Zur Beruhigung empfiehlt sich ein Mojito, am Stand der Cuba-Cooperación. Das ist ein Cocktail aus Limettensaft, Rum und frischer Minze. Rodolfo Larrudé mixt einen Mojito nach dem anderen. Wie viele Mojitos kann man an einem Tag trinken? Höchstens acht, heißt es bei den Kubanern. Alex Santana vom Verein der brasilianischen Kulturförderung PBK-Palmares bietet mehr. „Ich schaffe zehn Caipirinhas, wenn es darauf ankommt“, sagt er. Bescheidener ist man beim Humanitären Kulturverein Morava Stuttgart. Die Serben haben Sliwowitz im Angebot. Aber mehr als zwei Gläschen Hochprozentiges will sich hier niemand zutrauen.

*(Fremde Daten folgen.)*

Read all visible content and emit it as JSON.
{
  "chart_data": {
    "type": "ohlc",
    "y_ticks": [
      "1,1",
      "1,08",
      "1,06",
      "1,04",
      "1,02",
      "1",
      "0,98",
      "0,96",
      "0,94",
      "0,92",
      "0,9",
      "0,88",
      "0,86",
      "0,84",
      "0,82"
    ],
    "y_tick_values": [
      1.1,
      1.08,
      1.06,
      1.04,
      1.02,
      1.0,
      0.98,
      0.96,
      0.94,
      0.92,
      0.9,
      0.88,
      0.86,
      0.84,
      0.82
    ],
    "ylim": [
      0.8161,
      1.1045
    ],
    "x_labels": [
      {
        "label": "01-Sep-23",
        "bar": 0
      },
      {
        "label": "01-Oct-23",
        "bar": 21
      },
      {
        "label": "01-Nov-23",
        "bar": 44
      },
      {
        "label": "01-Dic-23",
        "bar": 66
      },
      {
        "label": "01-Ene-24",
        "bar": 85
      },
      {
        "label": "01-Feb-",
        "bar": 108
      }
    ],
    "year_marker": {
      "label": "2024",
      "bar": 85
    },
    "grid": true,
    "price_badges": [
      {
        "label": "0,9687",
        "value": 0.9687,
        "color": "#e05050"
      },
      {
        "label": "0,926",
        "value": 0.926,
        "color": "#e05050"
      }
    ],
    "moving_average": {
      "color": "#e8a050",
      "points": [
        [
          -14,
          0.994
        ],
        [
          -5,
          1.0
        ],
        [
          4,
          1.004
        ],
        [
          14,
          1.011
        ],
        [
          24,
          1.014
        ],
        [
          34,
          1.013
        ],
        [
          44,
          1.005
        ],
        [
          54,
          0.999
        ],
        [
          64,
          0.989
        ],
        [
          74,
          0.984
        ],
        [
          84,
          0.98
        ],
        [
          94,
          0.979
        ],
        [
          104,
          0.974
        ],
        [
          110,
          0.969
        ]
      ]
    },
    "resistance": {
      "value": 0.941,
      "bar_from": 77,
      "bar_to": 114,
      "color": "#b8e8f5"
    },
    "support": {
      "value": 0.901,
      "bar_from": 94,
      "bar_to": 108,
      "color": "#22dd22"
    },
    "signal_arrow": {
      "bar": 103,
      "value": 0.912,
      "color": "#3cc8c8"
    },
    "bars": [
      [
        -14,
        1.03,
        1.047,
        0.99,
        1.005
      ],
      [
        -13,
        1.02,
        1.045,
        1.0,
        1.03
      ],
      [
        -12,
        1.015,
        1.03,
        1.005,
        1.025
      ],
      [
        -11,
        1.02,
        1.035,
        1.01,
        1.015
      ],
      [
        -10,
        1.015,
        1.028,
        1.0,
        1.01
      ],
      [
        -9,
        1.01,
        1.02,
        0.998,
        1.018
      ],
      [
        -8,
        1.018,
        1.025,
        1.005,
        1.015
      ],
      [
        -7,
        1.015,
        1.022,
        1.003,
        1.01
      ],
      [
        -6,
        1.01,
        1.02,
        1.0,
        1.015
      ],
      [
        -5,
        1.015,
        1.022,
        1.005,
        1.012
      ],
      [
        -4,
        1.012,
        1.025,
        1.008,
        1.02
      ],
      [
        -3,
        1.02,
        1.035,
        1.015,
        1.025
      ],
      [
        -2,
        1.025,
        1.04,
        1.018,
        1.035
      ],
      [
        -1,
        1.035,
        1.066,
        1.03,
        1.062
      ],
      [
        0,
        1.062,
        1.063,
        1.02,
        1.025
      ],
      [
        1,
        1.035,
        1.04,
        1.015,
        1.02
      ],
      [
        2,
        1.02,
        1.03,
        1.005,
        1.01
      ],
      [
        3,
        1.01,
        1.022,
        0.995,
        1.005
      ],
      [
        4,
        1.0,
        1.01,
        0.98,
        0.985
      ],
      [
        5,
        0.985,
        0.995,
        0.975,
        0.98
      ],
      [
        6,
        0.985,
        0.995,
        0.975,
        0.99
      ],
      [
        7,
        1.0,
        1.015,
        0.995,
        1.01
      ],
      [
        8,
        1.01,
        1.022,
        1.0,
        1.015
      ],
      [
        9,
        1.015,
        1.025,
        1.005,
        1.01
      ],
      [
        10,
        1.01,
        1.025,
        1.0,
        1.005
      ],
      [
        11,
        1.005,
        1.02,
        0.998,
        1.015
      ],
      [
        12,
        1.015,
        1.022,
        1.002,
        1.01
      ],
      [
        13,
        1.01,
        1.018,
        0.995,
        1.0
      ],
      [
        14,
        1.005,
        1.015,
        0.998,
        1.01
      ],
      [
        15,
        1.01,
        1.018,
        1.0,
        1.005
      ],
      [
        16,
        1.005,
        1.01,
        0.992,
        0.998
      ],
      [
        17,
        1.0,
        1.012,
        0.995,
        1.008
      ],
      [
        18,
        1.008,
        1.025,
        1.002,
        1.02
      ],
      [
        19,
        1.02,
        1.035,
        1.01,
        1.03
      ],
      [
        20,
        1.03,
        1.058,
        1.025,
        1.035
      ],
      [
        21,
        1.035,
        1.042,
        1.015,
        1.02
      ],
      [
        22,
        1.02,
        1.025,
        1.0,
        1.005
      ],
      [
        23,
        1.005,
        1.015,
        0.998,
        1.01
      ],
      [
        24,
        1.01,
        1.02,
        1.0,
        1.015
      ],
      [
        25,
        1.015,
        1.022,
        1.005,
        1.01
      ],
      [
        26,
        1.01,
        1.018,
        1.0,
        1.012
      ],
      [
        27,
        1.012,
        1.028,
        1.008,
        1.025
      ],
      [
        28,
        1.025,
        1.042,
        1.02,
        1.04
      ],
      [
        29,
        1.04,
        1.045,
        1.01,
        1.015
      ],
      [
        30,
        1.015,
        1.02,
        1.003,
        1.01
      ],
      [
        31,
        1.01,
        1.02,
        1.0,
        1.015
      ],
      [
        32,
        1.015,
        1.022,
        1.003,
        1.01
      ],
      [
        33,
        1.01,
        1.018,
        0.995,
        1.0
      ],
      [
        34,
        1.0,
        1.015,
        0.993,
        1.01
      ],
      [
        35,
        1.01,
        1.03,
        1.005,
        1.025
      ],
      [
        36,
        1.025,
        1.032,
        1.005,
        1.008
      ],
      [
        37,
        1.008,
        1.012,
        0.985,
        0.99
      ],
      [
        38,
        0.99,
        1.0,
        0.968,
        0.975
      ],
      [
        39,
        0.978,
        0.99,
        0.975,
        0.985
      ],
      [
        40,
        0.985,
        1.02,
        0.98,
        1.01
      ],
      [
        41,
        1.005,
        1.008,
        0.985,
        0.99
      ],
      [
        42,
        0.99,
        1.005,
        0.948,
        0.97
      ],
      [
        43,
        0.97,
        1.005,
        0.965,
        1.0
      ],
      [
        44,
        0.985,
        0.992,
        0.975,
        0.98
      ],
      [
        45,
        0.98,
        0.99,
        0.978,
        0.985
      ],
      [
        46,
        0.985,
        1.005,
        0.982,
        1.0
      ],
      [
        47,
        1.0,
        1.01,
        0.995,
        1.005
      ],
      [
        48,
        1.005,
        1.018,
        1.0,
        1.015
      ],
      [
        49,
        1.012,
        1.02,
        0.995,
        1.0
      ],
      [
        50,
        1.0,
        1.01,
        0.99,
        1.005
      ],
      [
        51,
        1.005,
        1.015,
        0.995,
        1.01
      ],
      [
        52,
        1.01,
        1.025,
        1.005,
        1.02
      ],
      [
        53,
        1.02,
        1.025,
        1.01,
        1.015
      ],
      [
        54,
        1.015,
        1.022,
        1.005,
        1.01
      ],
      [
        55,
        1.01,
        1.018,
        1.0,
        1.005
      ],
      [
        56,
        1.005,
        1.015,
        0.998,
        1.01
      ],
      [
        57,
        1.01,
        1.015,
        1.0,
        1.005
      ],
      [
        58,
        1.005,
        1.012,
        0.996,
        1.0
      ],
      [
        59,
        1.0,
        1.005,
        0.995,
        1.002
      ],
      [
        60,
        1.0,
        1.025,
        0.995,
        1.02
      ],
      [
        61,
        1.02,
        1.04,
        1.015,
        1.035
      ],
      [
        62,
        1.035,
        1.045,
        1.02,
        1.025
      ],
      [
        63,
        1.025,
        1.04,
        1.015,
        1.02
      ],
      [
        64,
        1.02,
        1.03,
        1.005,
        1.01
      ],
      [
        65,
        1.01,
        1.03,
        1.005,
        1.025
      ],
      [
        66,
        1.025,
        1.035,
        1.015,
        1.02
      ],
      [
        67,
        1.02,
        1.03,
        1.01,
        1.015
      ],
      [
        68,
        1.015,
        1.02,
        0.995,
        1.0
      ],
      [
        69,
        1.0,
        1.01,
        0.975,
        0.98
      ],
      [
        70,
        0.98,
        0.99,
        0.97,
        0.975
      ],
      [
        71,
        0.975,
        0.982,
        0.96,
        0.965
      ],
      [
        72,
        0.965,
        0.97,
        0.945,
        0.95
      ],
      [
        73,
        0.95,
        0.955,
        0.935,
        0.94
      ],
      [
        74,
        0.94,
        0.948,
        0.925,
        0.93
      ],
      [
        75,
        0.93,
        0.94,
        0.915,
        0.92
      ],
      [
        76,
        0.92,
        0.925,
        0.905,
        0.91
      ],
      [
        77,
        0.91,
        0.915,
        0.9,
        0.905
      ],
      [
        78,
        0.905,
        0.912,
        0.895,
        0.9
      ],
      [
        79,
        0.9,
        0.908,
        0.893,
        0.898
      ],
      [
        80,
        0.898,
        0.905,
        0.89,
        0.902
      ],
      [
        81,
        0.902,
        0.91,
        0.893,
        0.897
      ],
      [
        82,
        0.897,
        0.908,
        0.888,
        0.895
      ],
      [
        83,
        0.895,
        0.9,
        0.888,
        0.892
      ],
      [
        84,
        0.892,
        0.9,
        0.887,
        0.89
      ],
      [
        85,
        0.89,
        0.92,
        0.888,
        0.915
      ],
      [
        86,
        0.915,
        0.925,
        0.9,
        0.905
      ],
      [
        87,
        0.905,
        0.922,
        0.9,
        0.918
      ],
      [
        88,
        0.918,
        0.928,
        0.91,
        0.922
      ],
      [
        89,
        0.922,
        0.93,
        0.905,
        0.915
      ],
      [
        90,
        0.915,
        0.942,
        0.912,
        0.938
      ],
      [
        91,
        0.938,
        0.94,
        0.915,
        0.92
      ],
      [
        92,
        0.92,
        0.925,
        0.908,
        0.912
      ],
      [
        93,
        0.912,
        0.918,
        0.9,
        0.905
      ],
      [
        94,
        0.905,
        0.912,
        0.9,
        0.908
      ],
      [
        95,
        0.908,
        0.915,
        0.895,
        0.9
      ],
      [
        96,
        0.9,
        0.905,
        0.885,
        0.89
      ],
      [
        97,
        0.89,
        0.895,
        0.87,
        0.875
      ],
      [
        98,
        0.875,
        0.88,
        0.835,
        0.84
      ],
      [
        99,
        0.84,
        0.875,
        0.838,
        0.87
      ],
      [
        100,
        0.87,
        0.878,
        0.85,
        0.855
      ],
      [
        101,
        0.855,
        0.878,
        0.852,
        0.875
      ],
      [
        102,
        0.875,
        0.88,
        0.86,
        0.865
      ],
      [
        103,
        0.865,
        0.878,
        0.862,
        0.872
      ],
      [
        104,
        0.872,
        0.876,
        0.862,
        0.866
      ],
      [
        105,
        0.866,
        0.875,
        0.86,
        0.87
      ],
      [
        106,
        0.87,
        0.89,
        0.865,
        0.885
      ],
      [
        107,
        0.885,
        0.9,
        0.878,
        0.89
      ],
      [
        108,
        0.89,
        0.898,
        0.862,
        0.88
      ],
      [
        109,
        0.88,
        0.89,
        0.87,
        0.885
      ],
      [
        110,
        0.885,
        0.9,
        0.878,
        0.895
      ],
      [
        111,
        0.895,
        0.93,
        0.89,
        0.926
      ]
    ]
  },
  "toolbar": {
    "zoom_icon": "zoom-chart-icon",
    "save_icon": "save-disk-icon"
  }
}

Vor dem Stand des Vereins Treffpunkt Polen hat sich ein Fachgespräch darüber entsponnen, woher der beste Wodka kommt. Uli Rieck verteilt Kostproben eines edlen Kräuterwodkas aus Polen, den man auf keinen Fall in einem Zug trinken sollte. „Viel zu schade, das müssen sie genießen“, sagt der 52-jährige Korntaler. Genießen will diesen Abend auch Gabriele Meder. Die 50-jährige Stuttgarterin im grünen Sommerkleid tanzt vor der Bühne zur Musik der indischen Gruppe Indigo Masala: „Die Musik macht mich einfach fröhlich.“ Ganz ohne Hochprozentigem.